Весь этот довольно сложный комплекс противоречивых стимулов и побуждений почти полностью снят в переводе. Две «тайны» исчезают; остаются колебания Марджери между боязнью мужа и «верховной власти», именем которой допрашивает ее Освальд. «„Клянусь вам, что не я употребила обман в сем деле!“ — Едмунд в восторге бросился к ногам ее и заклинал ее не скрыть от них ничего. Маргарета, оглядываяся с беспокойным видом, не идет ли муж ее, говорила Едмунду: „‹…› признаюсь, что я не ваша мать! Случай доставил вас в мои руки; но ежели когда-либо муж мой узнает, что я открыла тайну сию, то я пропала. Однако я не могу думать, чтоб кто-нибудь из вас мог меня предать, и потому расскажу вам обо всем обстоятельно“»[255]
и т. д. Переводчик, как мы видим, явно не владеет готической техникой, зато он пытается оживить диалог, пользуясь привычным средством речевой характеристики «низкого» персонажа — просторечием, и здесь он позволяет себе несколько изменить оригинал: «Sçavez-vous garder un secret? — Oh! Soyez-en sûrs: car je n’oserois le dire à mon mari. — C’est pour nous un bon garant, sans doute? mais il m’en faut encore un meilleur… Jurez donc sur se livre saint» и т. д. Лубьянович переводит: «Ах! почтенный отец! никогда не скажу! Андрей мне голову свернет. — Такое сильное ручательство надежнее всех клятв!»[256]Примеры подобного рода можно значительно умножить. Нечувствительность русского переводчика к готической технике Рив выступает, однако, особенно явственно, когда в диалоге или описаниях появляется мотив предчувствия. Такова, например, сцена в замке, где Эдмунд, Освальд и слуга Джозеф становятся свидетелями сверхъестественных явлений: «‹…› ils furent tout-à-coup réveillés par un grand bruit, qui partoit des chambres au-dessous d’eux. Tout les trois frémissoient,… lorsqu’Edmond, en se levant, d’un air aussi froid qu’intrépide: c’est moi qu’on appelle (s’écria-t-il), et j’obéis». Переводчик упускает здесь едва ли не самое главное: именно то, что силой сверхчувственного Эдмунд ощущает некую связь между собой и призраком своего погибшего отца. В русском переводе нет этого: «меня зовут, и я повинуюсь», вместо этих слов стоит: «пойдем, говорил он, куда зовет меня опасность»[257]

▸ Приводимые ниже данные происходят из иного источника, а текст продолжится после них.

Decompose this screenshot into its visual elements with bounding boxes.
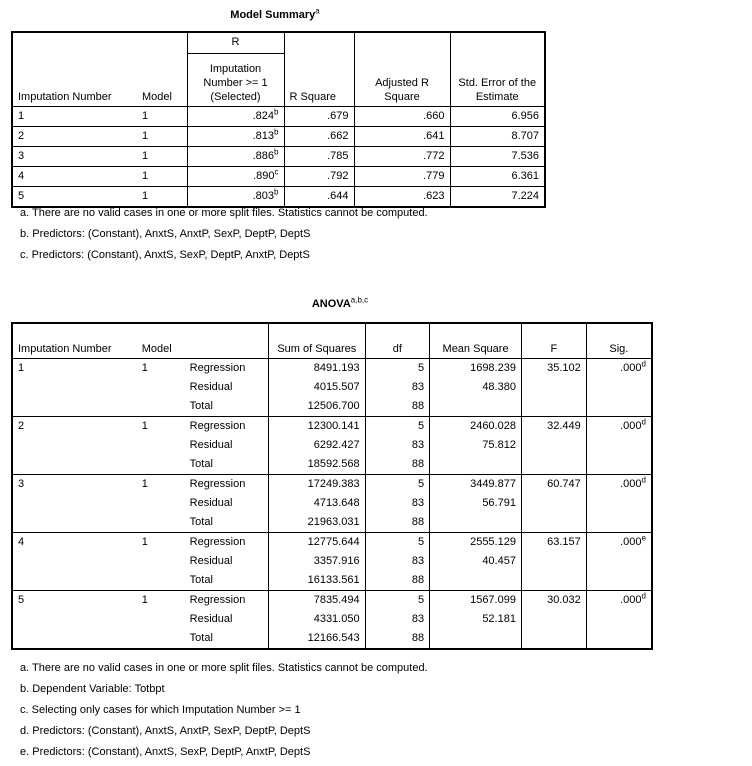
mean-square-cell: 75.812 <box>430 436 522 455</box>
imputation-cell: 3 <box>12 147 137 167</box>
sig-value: .000 <box>620 478 642 490</box>
model-cell <box>137 397 185 417</box>
mean-square-cell: 48.380 <box>430 378 522 397</box>
sig-cell <box>586 571 652 591</box>
table-row <box>12 147 545 167</box>
sig-value: .000 <box>620 536 642 548</box>
df-cell: 5 <box>365 475 430 495</box>
source-cell: Residual <box>189 439 233 451</box>
df-cell: 88 <box>365 571 430 591</box>
f-cell <box>521 552 586 571</box>
table-row <box>12 629 652 649</box>
sum-of-squares-cell: 4713.648 <box>268 494 365 513</box>
model-cell: 1 <box>137 417 185 437</box>
ms-header-imputation: Imputation Number <box>18 91 112 103</box>
footnote: c. Predictors: (Constant), AnxtS, SexP, DeptP, AnxtP, DeptS <box>20 249 310 261</box>
f-cell <box>521 455 586 475</box>
std-error-cell: 7.224 <box>450 187 545 208</box>
r-footnote-marker: c <box>274 167 279 177</box>
r-cell <box>187 187 284 208</box>
sig-cell <box>586 436 652 455</box>
model-summary-table <box>11 31 546 208</box>
imputation-cell: 4 <box>12 533 137 553</box>
f-cell: 35.102 <box>521 359 586 379</box>
r-value: .824 <box>252 110 275 122</box>
table-row <box>12 610 652 629</box>
mean-square-cell: 1567.099 <box>430 591 522 611</box>
table-row <box>12 359 652 379</box>
sum-of-squares-cell: 6292.427 <box>268 436 365 455</box>
df-cell: 88 <box>365 397 430 417</box>
sig-value: .000 <box>620 420 642 432</box>
source-cell: Total <box>189 632 213 644</box>
imputation-cell: 1 <box>12 359 137 379</box>
an-header-ss: Sum of Squares <box>268 323 365 359</box>
df-cell: 83 <box>365 494 430 513</box>
sig-cell <box>586 629 652 649</box>
ms-header-r-square: R Square <box>284 32 354 107</box>
imputation-cell <box>12 378 137 397</box>
table-row <box>12 591 652 611</box>
sig-cell <box>586 455 652 475</box>
model-cell <box>137 571 185 591</box>
sum-of-squares-cell: 4331.050 <box>268 610 365 629</box>
model-cell: 1 <box>137 167 187 187</box>
source-cell: Total <box>189 400 213 412</box>
model-cell <box>137 436 185 455</box>
sum-of-squares-cell: 3357.916 <box>268 552 365 571</box>
an-header-sig: Sig. <box>586 323 652 359</box>
footnote: b. Dependent Variable: Totbpt <box>20 683 165 695</box>
source-cell: Residual <box>189 613 233 625</box>
an-header-model: Model <box>141 343 172 355</box>
imputation-cell <box>12 455 137 475</box>
footnote: d. Predictors: (Constant), AnxtS, AnxtP, SexP, DeptP, DeptS <box>20 725 311 737</box>
f-cell <box>521 629 586 649</box>
sum-of-squares-cell: 12166.543 <box>268 629 365 649</box>
r-square-cell: .679 <box>284 107 354 127</box>
sig-cell <box>586 475 652 495</box>
source-cell: Residual <box>189 381 233 393</box>
sum-of-squares-cell: 16133.561 <box>268 571 365 591</box>
df-cell: 5 <box>365 591 430 611</box>
anova-title: ANOVA$^{a,b,c}$ <box>311 295 369 310</box>
sig-cell <box>586 397 652 417</box>
r-value: .813 <box>252 130 275 142</box>
source-cell: Regression <box>185 359 269 379</box>
f-cell: 63.157 <box>521 533 586 553</box>
model-cell <box>137 494 185 513</box>
adj-r-square-cell: .779 <box>354 167 450 187</box>
source-cell: Regression <box>185 475 269 495</box>
table-row <box>12 455 652 475</box>
r-footnote-marker: b <box>274 147 279 157</box>
source-cell: Total <box>189 458 213 470</box>
r-square-cell: .662 <box>284 127 354 147</box>
imputation-cell: 4 <box>12 167 137 187</box>
sum-of-squares-cell: 21963.031 <box>268 513 365 533</box>
source-cell: Regression <box>185 417 269 437</box>
df-cell: 83 <box>365 552 430 571</box>
table-row <box>12 378 652 397</box>
footnote: c. Selecting only cases for which Imputation Number >= 1 <box>20 704 301 716</box>
r-footnote-marker: b <box>274 127 279 137</box>
sig-footnote-marker: d <box>641 417 646 427</box>
footnote: b. Predictors: (Constant), AnxtS, AnxtP, SexP, DeptP, DeptS <box>20 228 311 240</box>
sig-cell <box>586 359 652 379</box>
r-square-cell: .792 <box>284 167 354 187</box>
r-value: .886 <box>252 150 275 162</box>
df-cell: 5 <box>365 533 430 553</box>
mean-square-cell <box>430 629 522 649</box>
df-cell: 5 <box>365 417 430 437</box>
f-cell <box>521 571 586 591</box>
f-cell <box>521 378 586 397</box>
footnote: a. There are no valid cases in one or more split files. Statistics cannot be computed. <box>20 207 428 219</box>
source-cell: Total <box>189 516 213 528</box>
source-cell: Regression <box>185 591 269 611</box>
mean-square-cell: 3449.877 <box>430 475 522 495</box>
adj-r-square-cell: .660 <box>354 107 450 127</box>
table-row <box>12 107 545 127</box>
model-cell <box>137 513 185 533</box>
mean-square-cell: 52.181 <box>430 610 522 629</box>
model-cell <box>137 552 185 571</box>
sig-cell <box>586 552 652 571</box>
r-cell <box>187 147 284 167</box>
std-error-cell: 6.361 <box>450 167 545 187</box>
imputation-cell: 3 <box>12 475 137 495</box>
model-cell: 1 <box>137 147 187 167</box>
f-cell <box>521 397 586 417</box>
df-cell: 88 <box>365 629 430 649</box>
table-row <box>12 533 652 553</box>
sig-footnote-marker: d <box>641 359 646 369</box>
ms-header-adj-r-square: Adjusted R Square <box>354 32 450 107</box>
footnote: e. Predictors: (Constant), AnxtS, SexP, DeptP, AnxtP, DeptS <box>20 746 311 758</box>
sum-of-squares-cell: 7835.494 <box>268 591 365 611</box>
anova-table <box>11 322 653 650</box>
imputation-cell <box>12 610 137 629</box>
model-cell: 1 <box>137 127 187 147</box>
r-cell <box>187 167 284 187</box>
sig-cell <box>586 513 652 533</box>
df-cell: 88 <box>365 455 430 475</box>
footnote: a. There are no valid cases in one or more split files. Statistics cannot be computed. <box>20 662 428 674</box>
mean-square-cell <box>430 513 522 533</box>
model-cell <box>137 455 185 475</box>
r-footnote-marker: b <box>274 187 279 197</box>
f-cell <box>521 610 586 629</box>
f-cell <box>521 436 586 455</box>
model-cell: 1 <box>137 187 187 208</box>
sig-cell <box>586 494 652 513</box>
imputation-cell <box>12 513 137 533</box>
imputation-cell <box>12 571 137 591</box>
df-cell: 83 <box>365 436 430 455</box>
table-row <box>12 475 652 495</box>
model-cell <box>137 610 185 629</box>
adj-r-square-cell: .623 <box>354 187 450 208</box>
sum-of-squares-cell: 18592.568 <box>268 455 365 475</box>
table-row <box>12 187 545 208</box>
sig-cell <box>586 533 652 553</box>
f-cell: 60.747 <box>521 475 586 495</box>
ms-header-std-error: Std. Error of the Estimate <box>450 32 545 107</box>
an-header-f: F <box>521 323 586 359</box>
model-cell: 1 <box>137 359 185 379</box>
ms-header-model: Model <box>142 91 172 103</box>
sig-value: .000 <box>620 362 642 374</box>
model-cell <box>137 378 185 397</box>
sig-cell <box>586 610 652 629</box>
sig-footnote-marker: d <box>641 475 646 485</box>
an-header-ms: Mean Square <box>430 323 522 359</box>
an-header-imputation: Imputation Number <box>18 343 112 355</box>
r-footnote-marker: b <box>274 107 279 117</box>
std-error-cell: 8.707 <box>450 127 545 147</box>
sum-of-squares-cell: 12300.141 <box>268 417 365 437</box>
sig-footnote-marker: d <box>641 591 646 601</box>
r-square-cell: .785 <box>284 147 354 167</box>
source-cell: Residual <box>189 555 233 567</box>
f-cell <box>521 494 586 513</box>
sum-of-squares-cell: 4015.507 <box>268 378 365 397</box>
df-cell: 83 <box>365 378 430 397</box>
std-error-cell: 7.536 <box>450 147 545 167</box>
table-row <box>12 513 652 533</box>
mean-square-cell: 2555.129 <box>430 533 522 553</box>
imputation-cell: 5 <box>12 187 137 208</box>
imputation-cell: 5 <box>12 591 137 611</box>
r-cell <box>187 107 284 127</box>
imputation-cell <box>12 494 137 513</box>
source-cell: Total <box>189 574 213 586</box>
sum-of-squares-cell: 17249.383 <box>268 475 365 495</box>
mean-square-cell <box>430 571 522 591</box>
source-cell: Residual <box>189 497 233 509</box>
table-row <box>12 552 652 571</box>
r-value: .890 <box>253 170 275 182</box>
model-cell: 1 <box>137 533 185 553</box>
mean-square-cell <box>430 455 522 475</box>
mean-square-cell <box>430 397 522 417</box>
imputation-cell: 1 <box>12 107 137 127</box>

. Перед нами случай полного изменения психологической мотивировки; и это же изменение мотивировки заставляет переводчика опустить характерную реплику Эдмунда: «Je me sens anime d’une ardeur qui m’étonne moi-même!»[258] Опускает он и другой популярнейший в готике мотив — узнавания Эдмунда по портрету отца, хотя само упоминание о портрете сохраняет. Создается парадоксальное положение. Визионер и духовидец Лубьянович оказывается трезвым рационалистом, «реалистом» в своей литературной практике. Такова была инерция просветительского романа, не вмещавшего вторые смыслы, намеки, подтекст.Литературная система оказывалась, таким образом, устойчивой и консервативной в самих своих стилевых основаниях. Столь же консервативна она была и в принципах подхода к человеческому характеру. Когда Лубьянович становится перед задачей передать характер Уолтера Ловела, злодея и убийцы, он вновь смещает акценты и полностью меняет авторские характеристики. Его просветительский дидактизм не допускает в герое-злодее черт привлекательности и психологической сложности, что в самом первоначальном, зачаточном виде присутствует в романе Клары Рив. Русский переводчик превращает суровость и твердость злодея в злобу и лицемерие, его драматическую исповедь — в признание под влиянием страха и не оставляет почти ничего от внутренней психологической логики страстей, которая закономерно ведет Ловела от зависти и преступной любви к предательскому убийству[259]
. Тип героя-злодея, которому в пределах готического жанра предстояло вырасти до фигуры Мельмота и байронических героев, в художественной системе просветительского романа никаких потенций к развитию не имел.